Along with entering a numeric mood rating, Exist also prompts me for some words or phrases to explain my mood; I found the aggregation of this really interesting:
The closest that Exist comes to out-and-out recommendations for lifestyle changes is the “What affects your mood?” chart.
Following its advice I should travel more, to warmer places, stay up late, listen to music, stay active and sleep in, and I should avoid sketching, going to Leonhard’s for coffee, eating lunch at home, eating at Mad Wok, having a nap in the evening, and being dizzy.
While Exist is primarily tailored to allowing me to compare me to myself, it does occasionally venture into letting me know how I compare to the global average for all Exist users:
So I’m more sedentary than others (warning sign), but I go to bed and get up around the same time as everyone else, and sleep just a tiny bit more than average.
Beyond the joy of measuring, I enjoy using Exist because of the small team behind it, their sense of design, their openness to openness, their blog, and their quick turnaround for addressing support questions.
Comments
I like how open they are
I like how open they are about their business: https://hellocode.co/stats/
Do you think that eating at
Do you think that eating at Mad Wok makes you mad; or that when you are mad, you tend to go to Mad Work to eat? (Just wondering about correlation vs causation in the analysis.
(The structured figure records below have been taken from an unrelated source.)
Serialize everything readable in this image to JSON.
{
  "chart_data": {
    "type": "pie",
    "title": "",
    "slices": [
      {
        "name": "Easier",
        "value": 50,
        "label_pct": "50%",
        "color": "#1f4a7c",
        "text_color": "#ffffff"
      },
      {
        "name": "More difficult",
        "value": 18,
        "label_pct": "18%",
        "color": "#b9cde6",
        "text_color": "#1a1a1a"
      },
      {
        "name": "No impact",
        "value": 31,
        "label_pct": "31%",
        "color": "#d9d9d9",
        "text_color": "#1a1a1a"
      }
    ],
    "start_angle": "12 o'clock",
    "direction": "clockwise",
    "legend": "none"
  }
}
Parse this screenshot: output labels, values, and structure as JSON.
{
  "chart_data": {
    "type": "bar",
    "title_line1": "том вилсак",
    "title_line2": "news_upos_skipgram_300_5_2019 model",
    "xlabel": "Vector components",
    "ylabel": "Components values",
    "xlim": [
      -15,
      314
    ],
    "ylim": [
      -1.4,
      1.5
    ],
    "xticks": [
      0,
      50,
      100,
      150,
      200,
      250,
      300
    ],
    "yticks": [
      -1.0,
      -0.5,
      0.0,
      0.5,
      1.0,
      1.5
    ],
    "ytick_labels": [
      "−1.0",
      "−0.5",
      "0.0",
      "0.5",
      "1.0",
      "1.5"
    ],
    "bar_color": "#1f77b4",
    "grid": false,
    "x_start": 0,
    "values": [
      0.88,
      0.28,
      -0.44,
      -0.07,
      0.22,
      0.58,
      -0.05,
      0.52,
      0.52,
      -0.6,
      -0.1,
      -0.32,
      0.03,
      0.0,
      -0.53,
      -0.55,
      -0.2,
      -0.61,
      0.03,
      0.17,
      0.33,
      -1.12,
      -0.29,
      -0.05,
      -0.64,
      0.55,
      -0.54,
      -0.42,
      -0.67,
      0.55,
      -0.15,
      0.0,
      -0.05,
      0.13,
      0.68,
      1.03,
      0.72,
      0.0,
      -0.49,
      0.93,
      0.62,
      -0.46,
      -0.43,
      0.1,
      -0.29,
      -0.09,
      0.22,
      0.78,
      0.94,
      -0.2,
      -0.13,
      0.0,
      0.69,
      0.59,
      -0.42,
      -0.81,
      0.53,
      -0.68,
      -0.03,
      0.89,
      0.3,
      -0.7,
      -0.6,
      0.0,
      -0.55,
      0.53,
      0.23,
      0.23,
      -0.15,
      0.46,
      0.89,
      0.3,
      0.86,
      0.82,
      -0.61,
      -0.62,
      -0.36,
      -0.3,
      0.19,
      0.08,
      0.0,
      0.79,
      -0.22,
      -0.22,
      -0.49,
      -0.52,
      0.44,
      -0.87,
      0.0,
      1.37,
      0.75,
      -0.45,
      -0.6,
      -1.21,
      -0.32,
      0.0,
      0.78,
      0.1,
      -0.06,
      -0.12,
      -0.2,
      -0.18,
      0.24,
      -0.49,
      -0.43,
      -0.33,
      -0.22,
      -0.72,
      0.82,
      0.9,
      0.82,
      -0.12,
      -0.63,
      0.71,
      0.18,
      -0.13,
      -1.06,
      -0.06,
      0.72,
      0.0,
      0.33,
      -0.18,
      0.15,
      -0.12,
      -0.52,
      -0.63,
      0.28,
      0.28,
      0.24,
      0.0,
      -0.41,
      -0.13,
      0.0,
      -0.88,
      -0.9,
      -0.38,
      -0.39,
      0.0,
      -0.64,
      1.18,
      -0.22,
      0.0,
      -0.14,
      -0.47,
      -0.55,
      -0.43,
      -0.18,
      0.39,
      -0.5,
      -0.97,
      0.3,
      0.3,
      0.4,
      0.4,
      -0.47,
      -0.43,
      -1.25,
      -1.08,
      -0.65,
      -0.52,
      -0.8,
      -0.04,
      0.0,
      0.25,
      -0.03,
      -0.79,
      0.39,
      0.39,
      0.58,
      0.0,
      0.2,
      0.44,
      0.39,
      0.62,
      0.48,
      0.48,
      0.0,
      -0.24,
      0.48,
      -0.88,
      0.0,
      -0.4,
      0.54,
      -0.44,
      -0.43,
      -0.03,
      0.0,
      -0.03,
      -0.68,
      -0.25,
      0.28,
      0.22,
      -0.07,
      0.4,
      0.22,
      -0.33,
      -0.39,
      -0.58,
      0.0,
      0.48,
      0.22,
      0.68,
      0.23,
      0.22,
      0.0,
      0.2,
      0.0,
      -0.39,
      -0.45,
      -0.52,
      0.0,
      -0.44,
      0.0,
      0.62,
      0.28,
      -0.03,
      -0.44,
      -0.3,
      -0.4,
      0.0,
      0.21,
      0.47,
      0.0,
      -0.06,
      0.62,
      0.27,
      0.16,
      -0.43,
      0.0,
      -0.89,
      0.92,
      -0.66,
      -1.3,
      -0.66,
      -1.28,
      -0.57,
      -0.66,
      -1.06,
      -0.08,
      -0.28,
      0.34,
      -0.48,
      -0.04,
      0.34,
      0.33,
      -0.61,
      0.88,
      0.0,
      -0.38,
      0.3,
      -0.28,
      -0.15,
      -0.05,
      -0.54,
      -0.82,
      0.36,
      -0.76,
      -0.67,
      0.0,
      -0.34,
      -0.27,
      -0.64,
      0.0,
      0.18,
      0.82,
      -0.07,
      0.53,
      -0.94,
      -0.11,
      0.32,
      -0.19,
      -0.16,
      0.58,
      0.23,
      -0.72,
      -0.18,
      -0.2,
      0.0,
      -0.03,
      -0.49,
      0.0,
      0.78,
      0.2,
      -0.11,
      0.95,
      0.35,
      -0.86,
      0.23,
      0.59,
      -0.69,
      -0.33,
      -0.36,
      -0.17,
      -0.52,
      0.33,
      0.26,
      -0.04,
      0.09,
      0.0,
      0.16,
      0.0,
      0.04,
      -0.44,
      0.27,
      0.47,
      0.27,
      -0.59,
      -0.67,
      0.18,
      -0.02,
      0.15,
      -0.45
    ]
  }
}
Interesting stuff!)
I guess it's for you to guess
I guess it's for you to guess which way the causation goes, when the correlations suggest one. You made me wonder if it weren't because you were in a better mood already that you stayed up late...though writing that now I remember insomnia correlates with depression...so besides to remember that correlation is not causation (CINC?), maybe to keep in mind GIGA.